On Twitter, the reporter who broke the story, @SamCoatesTimes, tweeted it once and got a little traction. But with more active users pushing the Telegraph version, the credit kept going elsewhere as more versions of the story spread.

The reality, then, was that the Times was hit by a triple whammy. Because the original was hidden behind a solid paywall, most of the people who heard about the story or were writing the tertiary reports simply couldn’t see it. And because the Telegraph chose to minimize credit for the story it had lifted, it was able to fool readers into thinking that it had originated the story.
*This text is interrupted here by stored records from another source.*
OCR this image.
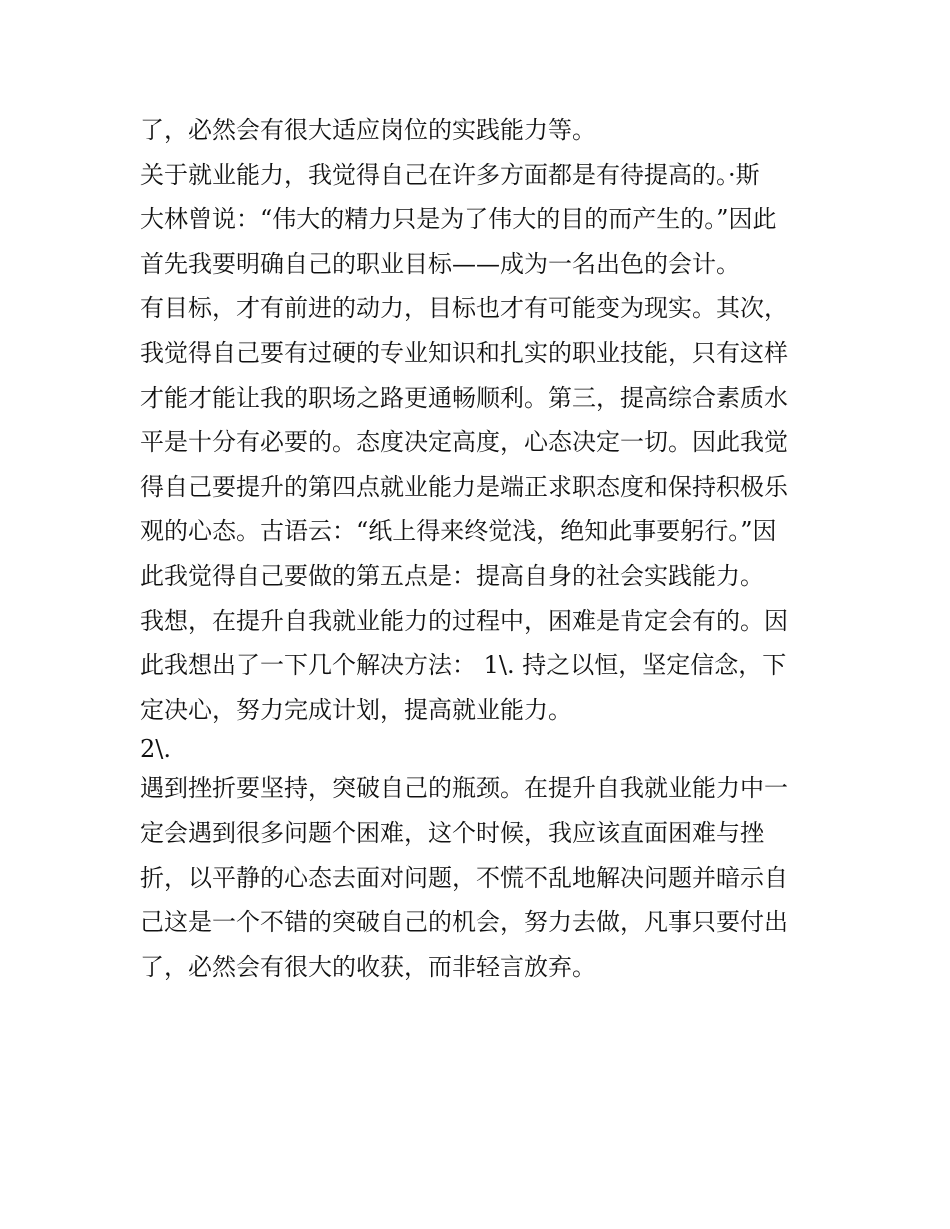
了，必然会有很大适应岗位的实践能力等。

关于就业能力，我觉得自己在许多方面都是有待提高的。·斯

大林曾说：“伟大的精力只是为了伟大的目的而产生的。”因此

首先我要明确自己的职业目标——成为一名出色的会计。

有目标，才有前进的动力，目标也才有可能变为现实。其次，

我觉得自己要有过硬的专业知识和扎实的职业技能，只有这样

才能才能让我的职场之路更通畅顺利。第三，提高综合素质水

平是十分有必要的。态度决定高度，心态决定一切。因此我觉

得自己要提升的第四点就业能力是端正求职态度和保持积极乐

观的心态。古语云：“纸上得来终觉浅，绝知此事要躬行。”因

此我觉得自己要做的第五点是：提高自身的社会实践能力。

我想，在提升自我就业能力的过程中，困难是肯定会有的。因

此我想出了一下几个解决方法： 1\. 持之以恒，坚定信念，下

定决心，努力完成计划，提高就业能力。

2\.

遇到挫折要坚持，突破自己的瓶颈。在提升自我就业能力中一

定会遇到很多问题个困难，这个时候，我应该直面困难与挫

折，以平静的心态去面对问题，不慌不乱地解决问题并暗示自

己这是一个不错的突破自己的机会，努力去做，凡事只要付出

了，必然会有很大的收获，而非轻言放弃。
And then, because the Times wasn’t out in public, owning the story, it was losing at pretty much every step.

When I commented on this fact on Twitter, some interesting responses came back. One person replied that it was “an excellent example of why a paywall is journalistic suicide.” Somebody else said that it was proof that “if your writing goes up exclusively behind a paywall, you can’t ‘break’ a news story any more.”
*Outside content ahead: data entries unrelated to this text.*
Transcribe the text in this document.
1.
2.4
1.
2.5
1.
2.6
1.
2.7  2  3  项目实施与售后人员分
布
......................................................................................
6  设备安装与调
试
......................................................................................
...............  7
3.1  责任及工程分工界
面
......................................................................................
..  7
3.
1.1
They are fair points, but I don’t think it’s that simple. However, I do think the incident I described provides some really useful lessons about paywalls:

  • You have to own your market first. The more power you have in your own market before you build the paywall — whether it’s a niche specialism or a particular geographical area — the more you can use it to make it succeed in the short term. The New York Times has a brand power that far outstrips its circulation, and it has tried to use that to implore readers to pay. In Minneapolis, meanwhile, the Strib has to face a relatively low level of local competition: Other than broadcast, its big, direct competitors are really just the Minnesota Daily, a very active campus newspaper, and MinnPost, a nonprofit website. This gives it more leeway when bringing a paywall in. But in reality few outlets have that luxury.
  • You can’t stand still. Even if an organization does institute a successful paywall, it can’t stop there. Many publishers erect a paywall and retreat behind it, but that is what Mathew has referred to in the past as a “sandbag strategy” — a long-term defensive move that may crumble over time. Readers need to keep coming in, or else you are simply working to try to retain the readership you have (something that, by its nature, can only ever go down). For a start, building a wall suddenly opens up a whole new sort of potential competition. Take the Star-Tribune: It has done well so far, but it is now vulnerable to an attack by an aggressive, lean news outlet with serious commercial motivation that offers local news free at the point of consumption.
  • The more you have in the back, the harder you have to work out front. It’s not just publishers who retreat behind paywalls either. Journalists do it all the time, letting their work suffocate behind the barricades. Imagine that a news outlet is like a boutique store, where most of your stock is hidden in the back room. When a customer turns up, do you let them browse on their own and walk out when they can’t find anything? Or do you get out there and tell them what they’re missing?We already know that users on Twitter prefer to follow individual journalists rather than institutional accounts. That gives individual journalists power, but it means they have to work harder to promote their stories — and if the story is paywalled, they have to work even harder still.

Bad news for paywalls? Not necessarily

None of this is to say that paywalls can’t work. But you have to understand what it is you are offering rather than blindly follow examples put forward.

When they are done well, paid products have real value to both readers and creators: After all, here at GigaOM, we have GigaOM Pro, a subscription-only product aimed at technology industry insiders for whom deep, sharp analysis of trends and news isn’t just interesting — it’s vitally important.

But, like so many other things in life, the question of whether paywalls can work is a complicated one that probably has no single answer. This wasn’t the year that paywalls paid off: It was the year that some paywalls paid off for some specific outlets while the rest struggled. That’s not such a catchy headline. But then again, we all know that sometimes reality doesn’t match the simplicity of the news.